Judge castigates sleeping lawyer in Saddam's trial
BAGHDAD, Sep 19 (Reuters) The chief judge in Saddam Hussein's genocide trial castigated a defence lawyer for falling asleep during today's proceedings, as a witness was recounting a gas attack.
Banging his hammer, an angry Abdullah al-Amiri brusquely interrupted an ethnic Kurd recounting a gas attack in his village in northern Iraq in 1988 to berate one of the lawyers for Saddam and his six other co-accused.
''It appears you're falling asleep!'' the judge said.
''Who me? No, no. I'm just tired like everyone else here. I wasn't asleep. I was listening on behalf of my client,'' said lawyer Badea Arif, appearing somewhat embarrassed.

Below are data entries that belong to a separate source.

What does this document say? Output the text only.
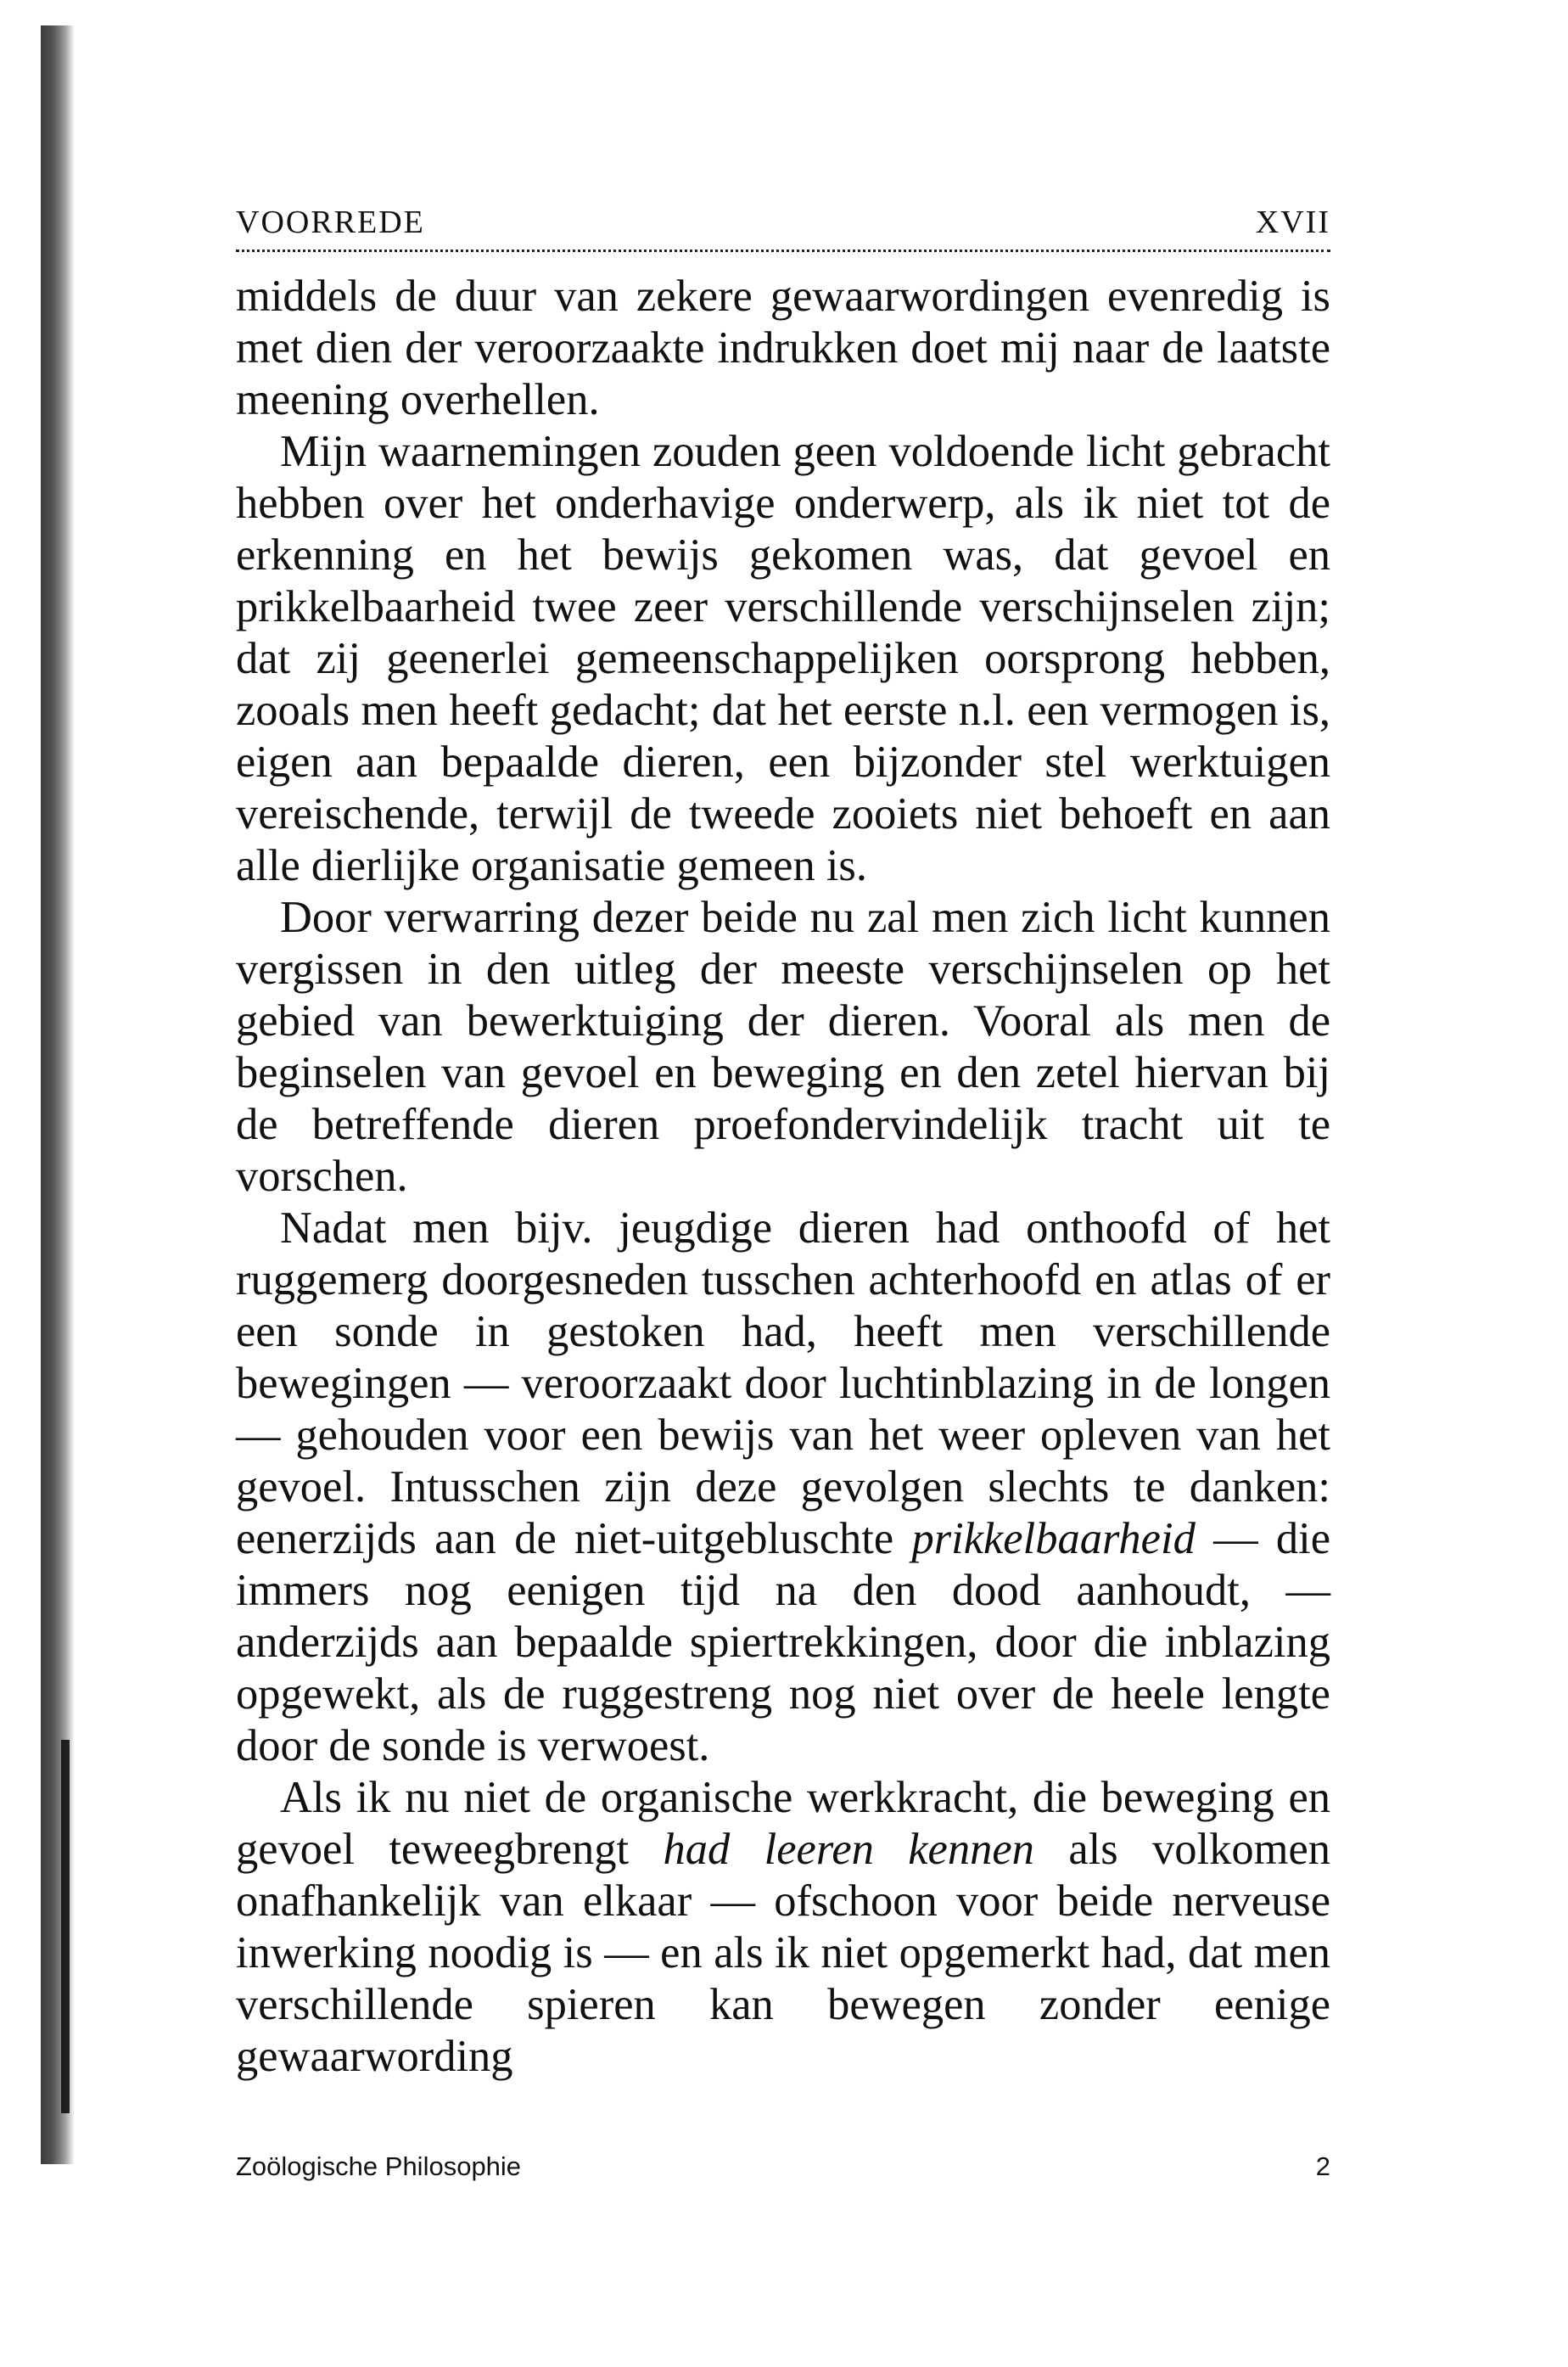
VOORREDE	XVII

middels de duur van zekere gewaarwordingen evenredig is met dien der veroorzaakte indrukken doet mij naar de laatste meening overhellen.

Mijn waarnemingen zouden geen voldoende licht gebracht hebben over het onderhavige onderwerp, als ik niet tot de erkenning en het bewijs gekomen was, dat gevoel en prikkelbaarheid twee zeer verschillende verschijnselen zijn; dat zij geenerlei gemeenschappelijken oorsprong hebben, zooals men heeft gedacht; dat het eerste n.l. een vermogen is, eigen aan bepaalde dieren, een bijzonder stel werktuigen vereischende, terwijl de tweede zooiets niet behoeft en aan alle dierlijke organisatie gemeen is.

Door verwarring dezer beide nu zal men zich licht kunnen vergissen in den uitleg der meeste verschijnselen op het gebied van bewerktuiging der dieren. Vooral als men de beginselen van gevoel en beweging en den zetel hiervan bij de betreffende dieren proefondervindelijk tracht uit te vorschen.

Nadat men bijv. jeugdige dieren had onthoofd of het ruggemerg doorgesneden tusschen achterhoofd en atlas of er een sonde in gestoken had, heeft men verschillende bewegingen — veroorzaakt door luchtinblazing in de longen — gehouden voor een bewijs van het weer opleven van het gevoel. Intusschen zijn deze gevolgen slechts te danken: eenerzijds aan de niet-uitgebluschte prikkelbaarheid — die immers nog eenigen tijd na den dood aanhoudt, — anderzijds aan bepaalde spiertrekkingen, door die inblazing opgewekt, als de ruggestreng nog niet over de heele lengte door de sonde is verwoest.

Als ik nu niet de organische werkkracht, die beweging en gevoel teweegbrengt had leeren kennen als volkomen onafhankelijk van elkaar — ofschoon voor beide nerveuse inwerking noodig is — en als ik niet opgemerkt had, dat men verschillende spieren kan bewegen zonder eenige gewaarwording

Zoölogische Philosophie	2
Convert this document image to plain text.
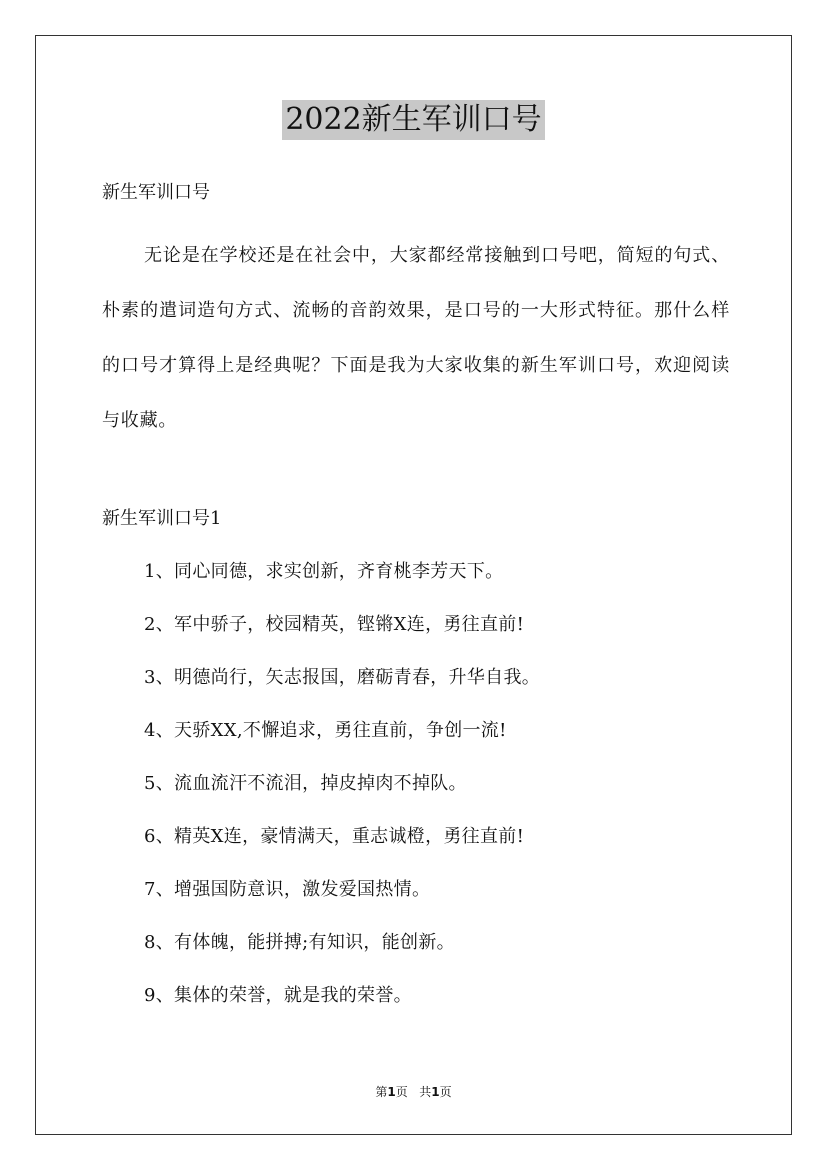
2022新生军训口号
新生军训口号

无论是在学校还是在社会中，大家都经常接触到口号吧，简短的句式、朴素的遣词造句方式、流畅的音韵效果，是口号的一大形式特征。那什么样的口号才算得上是经典呢？下面是我为大家收集的新生军训口号，欢迎阅读与收藏。

新生军训口号1
1、同心同德，求实创新，齐育桃李芳天下。
2、军中骄子，校园精英，铿锵X连，勇往直前!
3、明德尚行，矢志报国，磨砺青春，升华自我。
4、天骄XX,不懈追求，勇往直前，争创一流!
5、流血流汗不流泪，掉皮掉肉不掉队。
6、精英X连，豪情满天，重志诚橙，勇往直前!
7、增强国防意识，激发爱国热情。
8、有体魄，能拼搏;有知识，能创新。
9、集体的荣誉，就是我的荣誉。
第1页 共1页
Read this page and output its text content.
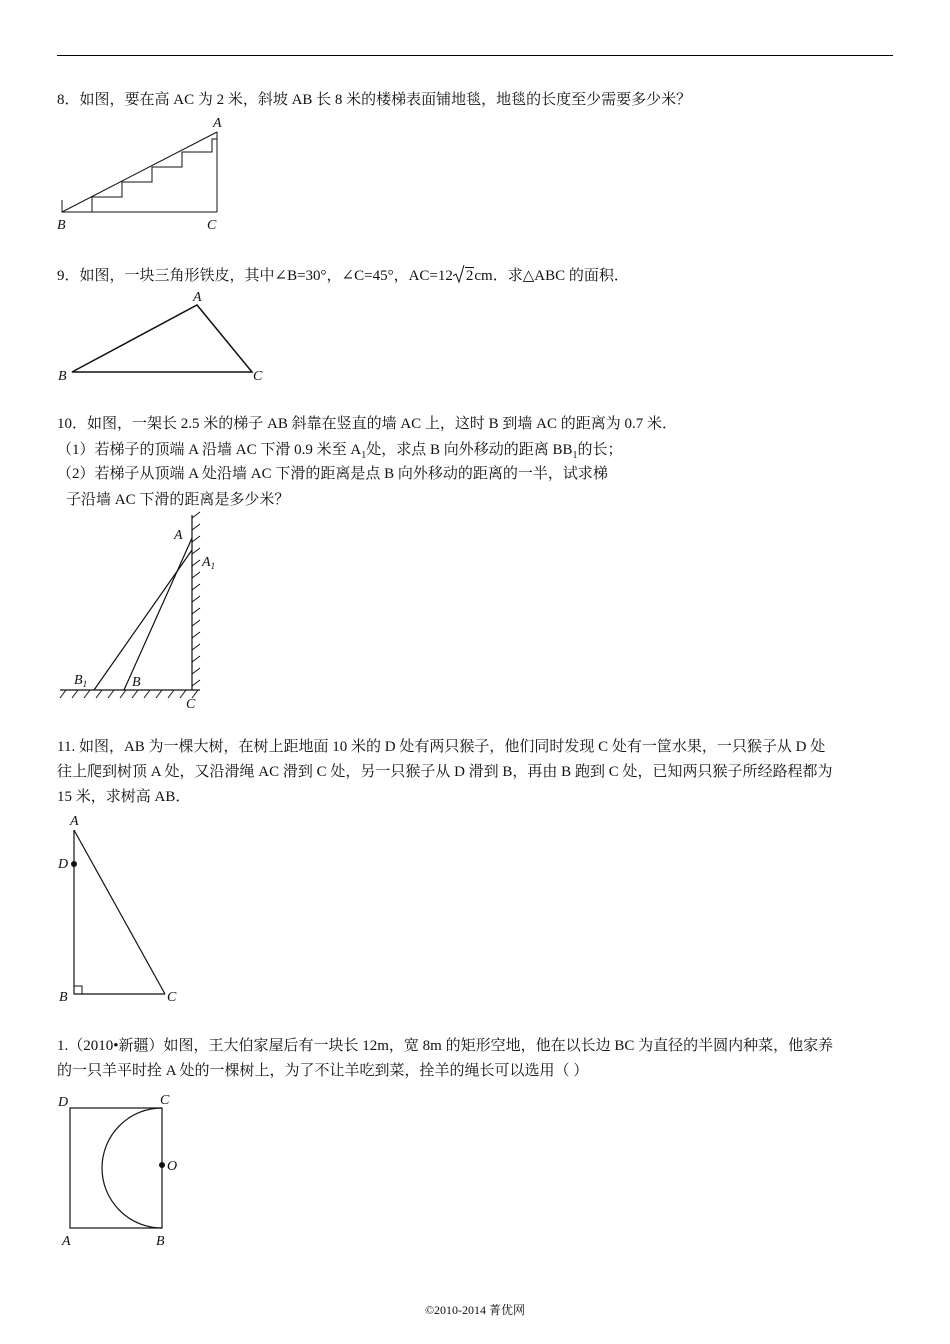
8．如图，要在高 AC 为 2 米，斜坡 AB 长 8 米的楼梯表面铺地毯，地毯的长度至少需要多少米？
A
B	C
9．如图，一块三角形铁皮，其中∠B=30°，∠C=45°，AC=12 2cm．求△ABC 的面积．
A
B	C
10．如图，一架长 2.5 米的梯子 AB 斜靠在竖直的墙 AC 上，这时 B 到墙 AC 的距离为 0.7 米．
（1）若梯子的顶端 A 沿墙 AC 下滑 0.9 米至 $A_1$处，求点 B 向外移动的距离 $BB_1$的长；
（2）若梯子从顶端 A 处沿墙 AC 下滑的距离是点 B 向外移动的距离的一半，试求梯
子沿墙 AC 下滑的距离是多少米？
A
$A_1$
$B_1$	B
C
11. 如图，AB 为一棵大树，在树上距地面 10 米的 D 处有两只猴子，他们同时发现 C 处有一筐水果，一只猴子从 D 处
往上爬到树顶 A 处，又沿滑绳 AC 滑到 C 处，另一只猴子从 D 滑到 B，再由 B 跑到 C 处，已知两只猴子所经路程都为
15 米，求树高 AB．
A
D
B	C
1.（2010•新疆）如图，王大伯家屋后有一块长 12m，宽 8m 的矩形空地，他在以长边 BC 为直径的半圆内种菜，他家养
的一只羊平时拴 A 处的一棵树上，为了不让羊吃到菜，拴羊的绳长可以选用（ ）
D	C
O
A	B
©2010-2014 菁优网
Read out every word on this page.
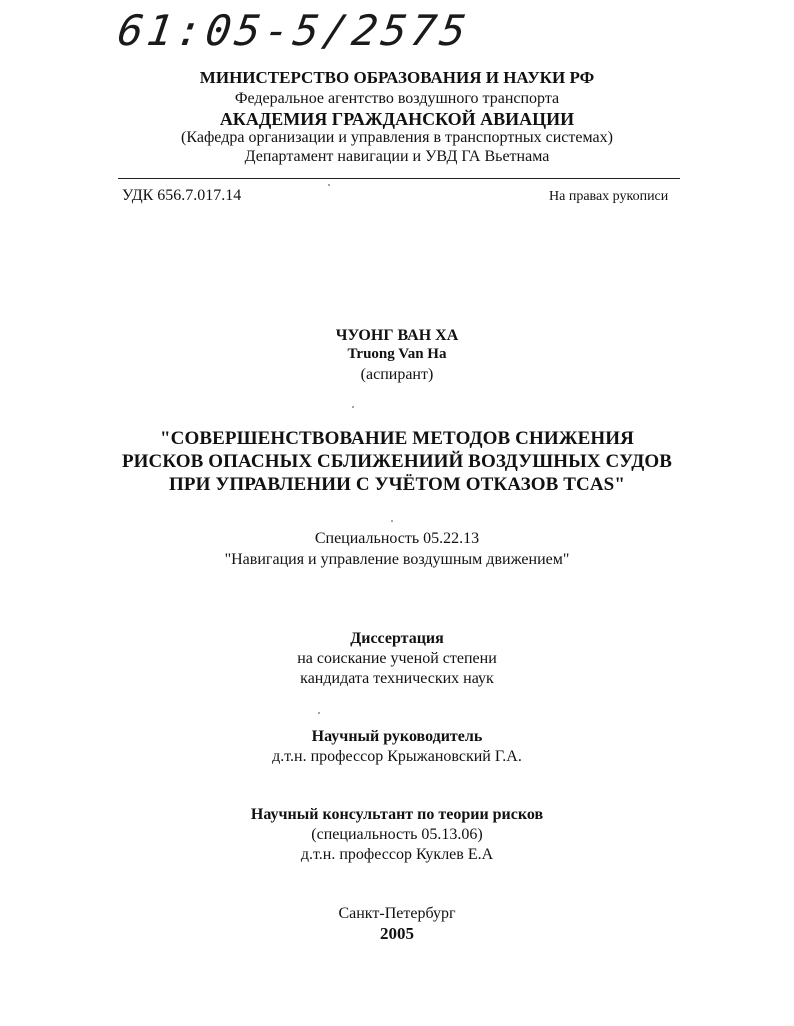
61:05-5/2575
МИНИСТЕРСТВО ОБРАЗОВАНИЯ И НАУКИ РФ
Федеральное агентство воздушного транспорта
АКАДЕМИЯ ГРАЖДАНСКОЙ АВИАЦИИ
(Кафедра организации и управления в транспортных системах)
Департамент навигации и УВД ГА Вьетнама
УДК 656.7.017.14	На правах рукописи
ЧУОНГ ВАН ХА
Truong Van Ha
(аспирант)
"СОВЕРШЕНСТВОВАНИЕ МЕТОДОВ СНИЖЕНИЯ
РИСКОВ ОПАСНЫХ СБЛИЖЕНИИЙ ВОЗДУШНЫХ СУДОВ
ПРИ УПРАВЛЕНИИ С УЧЁТОМ ОТКАЗОВ TCAS"
Специальность 05.22.13
"Навигация и управление воздушным движением"
Диссертация
на соискание ученой степени
кандидата технических наук
Научный руководитель
д.т.н. профессор Крыжановский Г.А.
Научный консультант по теории рисков
(специальность 05.13.06)
д.т.н. профессор Куклев Е.А
Санкт-Петербург
2005
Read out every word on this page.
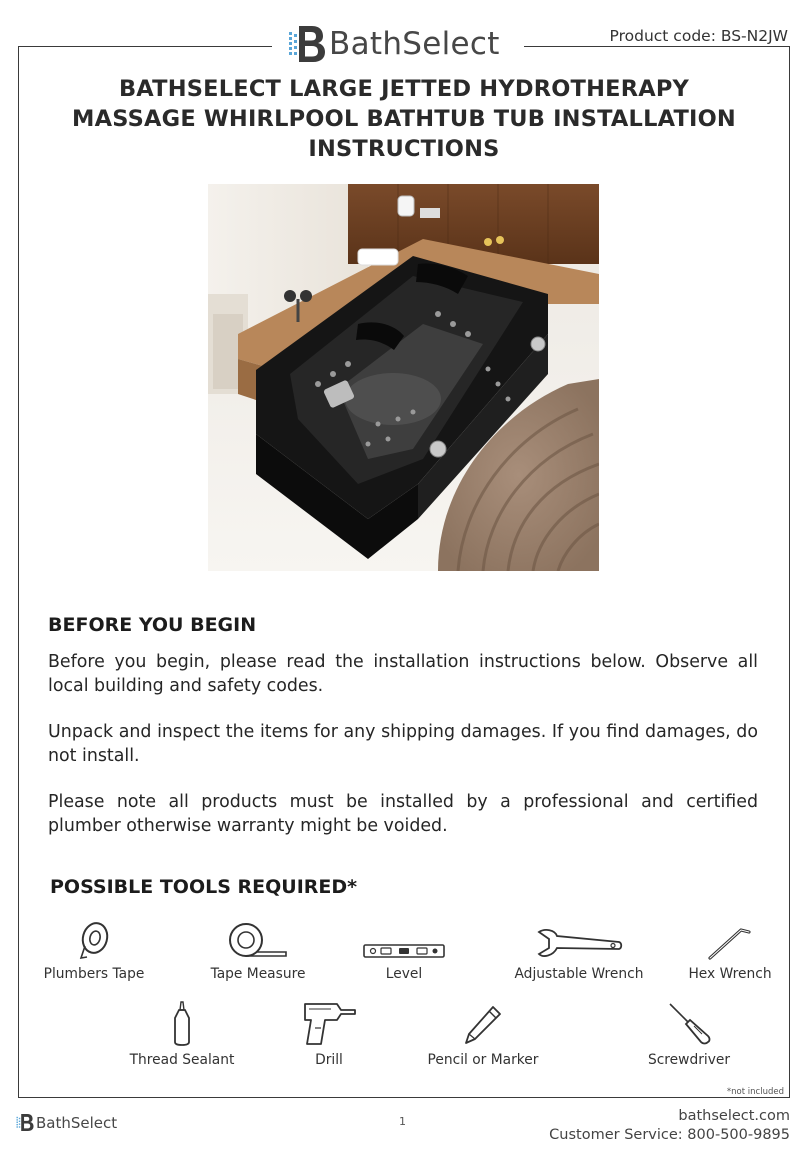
BathSelect	Product code: BS-N2JW
BATHSELECT LARGE JETTED HYDROTHERAPY
MASSAGE WHIRLPOOL BATHTUB TUB INSTALLATION
INSTRUCTIONS
BEFORE YOU BEGIN

Before you begin, please read the installation instructions below. Observe all local building and safety codes.

Unpack and inspect the items for any shipping damages. If you find damages, do not install.

Please note all products must be installed by a professional and certified plumber otherwise warranty might be voided.

POSSIBLE TOOLS REQUIRED*
Plumbers Tape	Tape Measure	Level	Adjustable Wrench	Hex Wrench
Thread Sealant	Drill	Pencil or Marker	Screwdriver
*not included
BathSelect	1	bathselect.com
Customer Service: 800-500-9895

More than 20 witnesses have testified in the case of Saddam's ''Anfal'' campaign against ethnic Kurds since the trial began last month. Most of the witnesses are Kurdish villagers, whose testimony is translated into Arabic from Kurdish and repeated for the record by the judge, a slow process.
Once dubbed the ''trials of the century,'' the hearings no longer mesmerise Iraqis as they did in the initial days, when there was global coverage of the toppled leader in the dock.
Saddam, 69, is awaiting verdict next month for a separate case involving the killing of Shi'ites in the 1980s after a trial that began a year ago and ran for nine months. Officials close to the court say he could face up to a dozen more cases.